I was born too late. Just too late. Too late for the “Tiny House” craze. It all starts with my childhood and ends with my daughter.
My childhood had two tiny houses in it, more like cabins, but they could have been homes. Even then I dreamed that one day I would live in a small one-room house. I did not think that I would meet a wonderful big city girl who had no such dream.
The first of the cabins in my childhood was along the otherwise uninhabited road to our farm. It belonged to an old man who lived in town. His outhouse did not bother me; our house, at that time, had only an outhouse. What happened to it, you ask? His grandson tore it down and built a large 1970’s era split-level house. I cannot blame him. It has a view of Lake Superior from its higher floors. (The header drawing is of that cabin.)

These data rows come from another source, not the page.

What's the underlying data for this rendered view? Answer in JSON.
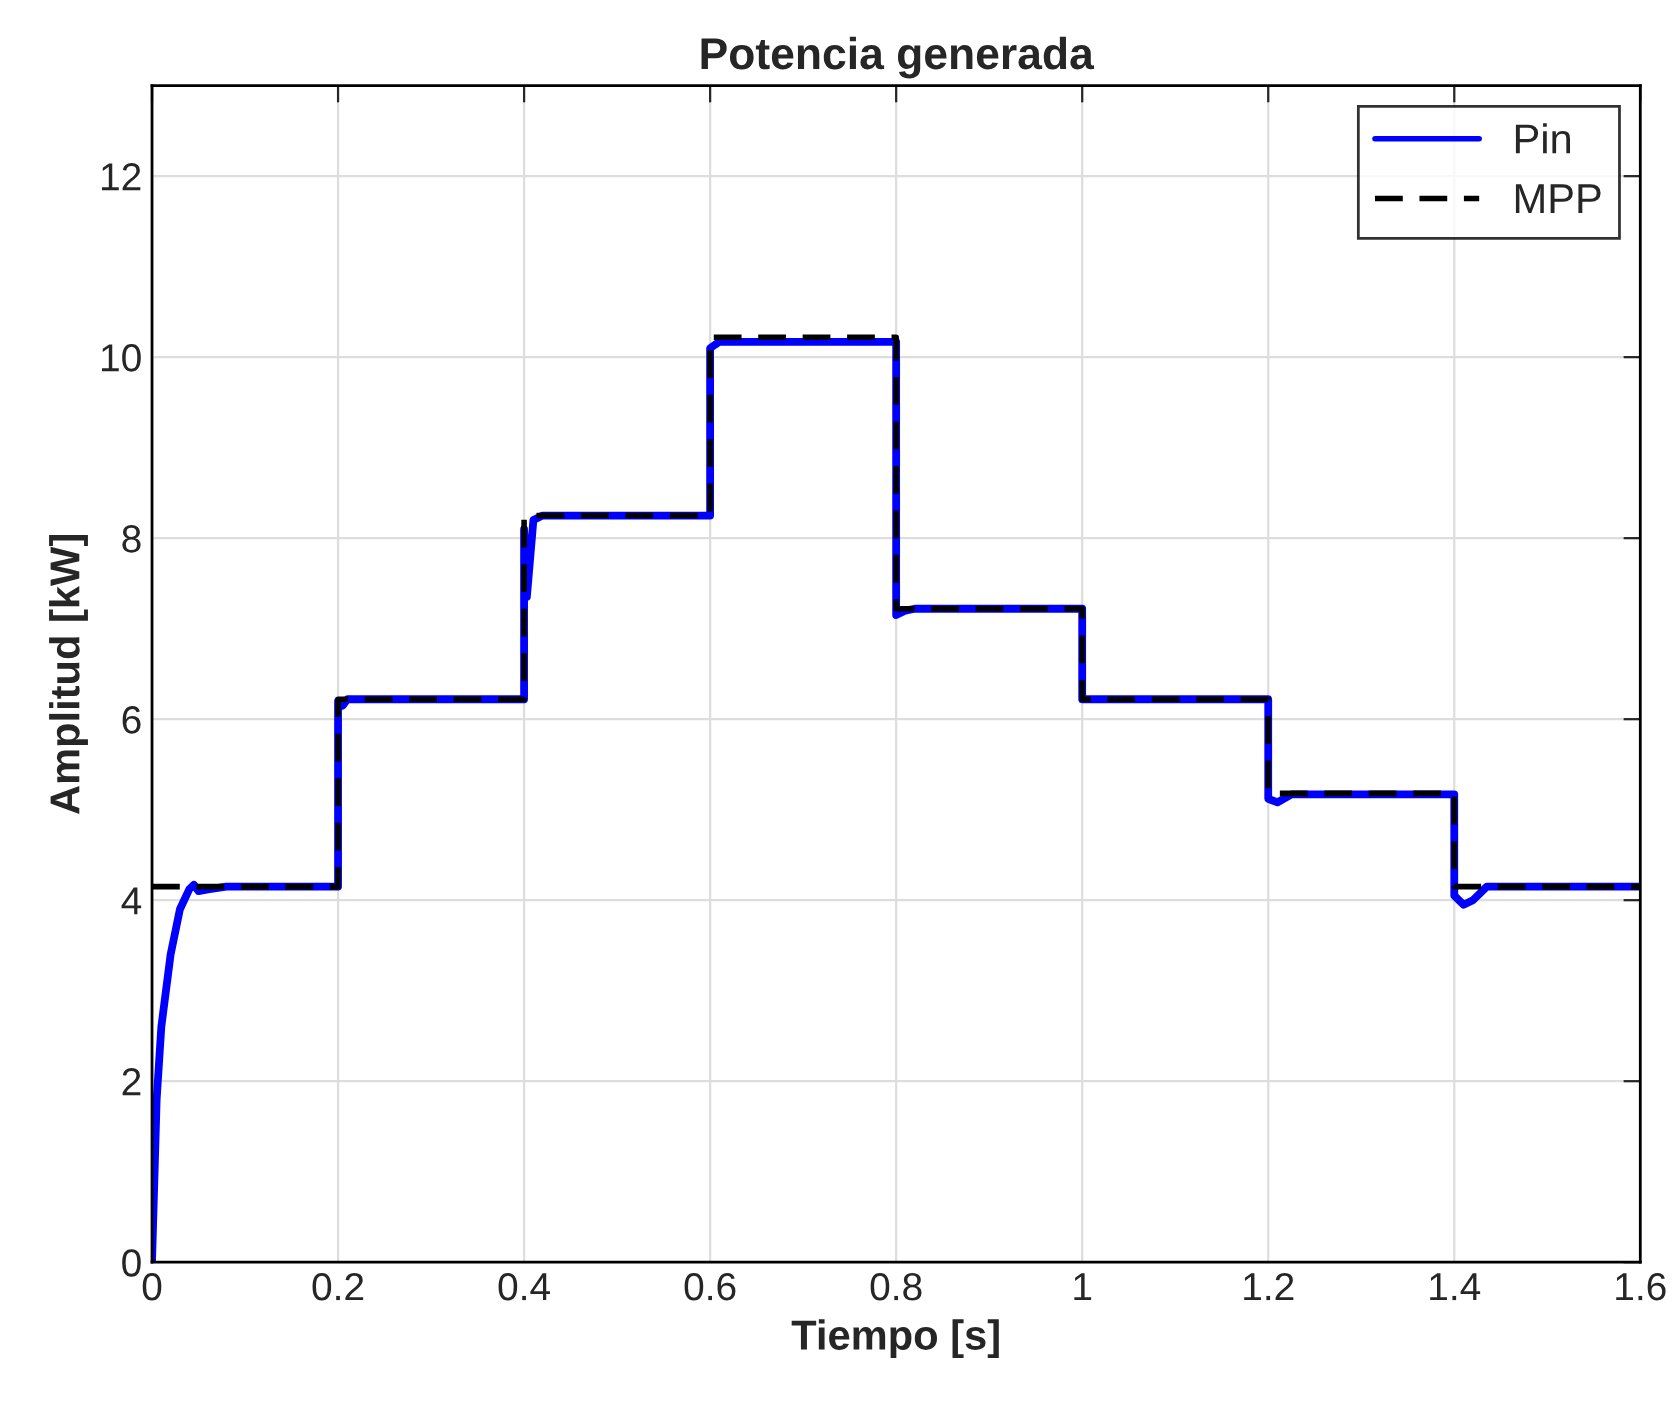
{
  "chart_data": {
    "type": "line",
    "title": "Potencia generada",
    "xlabel": "Tiempo [s]",
    "ylabel": "Amplitud [kW]",
    "xlim": [
      0,
      1.6
    ],
    "xticks": [
      0,
      0.2,
      0.4,
      0.6,
      0.8,
      1,
      1.2,
      1.4,
      1.6
    ],
    "ylim": [
      0,
      13
    ],
    "yticks": [
      0,
      2,
      4,
      6,
      8,
      10,
      12
    ],
    "grid": true,
    "legend": "top right",
    "series": [
      {
        "name": "Pin",
        "color": "#0000ff",
        "line_style": "solid",
        "x": [
          0,
          0.005,
          0.01,
          0.02,
          0.03,
          0.04,
          0.045,
          0.05,
          0.06,
          0.08,
          0.2,
          0.2,
          0.205,
          0.21,
          0.4,
          0.4,
          0.403,
          0.41,
          0.42,
          0.6,
          0.6,
          0.61,
          0.8,
          0.8,
          0.81,
          0.82,
          1.0,
          1.0,
          1.2,
          1.2,
          1.21,
          1.225,
          1.4,
          1.4,
          1.41,
          1.42,
          1.435,
          1.6
        ],
        "values": [
          0,
          1.8,
          2.6,
          3.4,
          3.9,
          4.12,
          4.17,
          4.1,
          4.12,
          4.15,
          4.15,
          6.2,
          6.15,
          6.22,
          6.22,
          8.1,
          7.35,
          8.2,
          8.25,
          8.25,
          10.1,
          10.17,
          10.17,
          7.15,
          7.2,
          7.22,
          7.22,
          6.22,
          6.22,
          5.12,
          5.08,
          5.17,
          5.17,
          4.05,
          3.95,
          4.0,
          4.15,
          4.15
        ]
      },
      {
        "name": "MPP",
        "color": "#000000",
        "line_style": "dashed",
        "x": [
          0,
          0.2,
          0.2,
          0.4,
          0.4,
          0.6,
          0.6,
          0.8,
          0.8,
          1.0,
          1.0,
          1.2,
          1.2,
          1.4,
          1.4,
          1.6
        ],
        "values": [
          4.15,
          4.15,
          6.22,
          6.22,
          8.25,
          8.25,
          10.22,
          10.22,
          7.22,
          7.22,
          6.22,
          6.22,
          5.18,
          5.18,
          4.15,
          4.15
        ]
      }
    ]
  }
}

The second of the cabins had only one twelve-by-fifteen room. “The Shack” we called it, built by my brother and a friend on the edge of our fields 600 yards from our house. My brother and his friend went off to the Navy, thus ceding use of the cabin to me and my best friend, the younger brother of the man who helped my brother build The Shack. Dennis and I often slept there, after peddling into town to buy a load of sugar for our night’s pleasure. It had no outhouse, simply lots of nearby brush. What happened to it, you ask? In reality nothing, by which I mean it has melted itself into the ground. In my imagination it is the primary setting of my second novel. However, for the demands of the fiction, I tore it down and replaced it with a modern small home, but not a tiny house.
Our house on the North Shore was small, barely 1400 square feet. We did not find it lacking, in part because of our view over Lake Superior. Today we live in an apartment of 650 square feet, which we find cozy and perfect. When Sandy and I watch the TV shows on tiny houses, she always exclaims how small they are and how she could not live in one. I always dream the tiny house is mine. My daughter and her husband have plans to build a tiny house as their only home when they retire.
The tiny house fad, it seems to me, says something about our culture. We rush to the extremes: 4000 square feet or 400 square feet. Why not something of 900 to 1200 square feet, for example?
Could you live in a tiny house, say 400-500 square feet?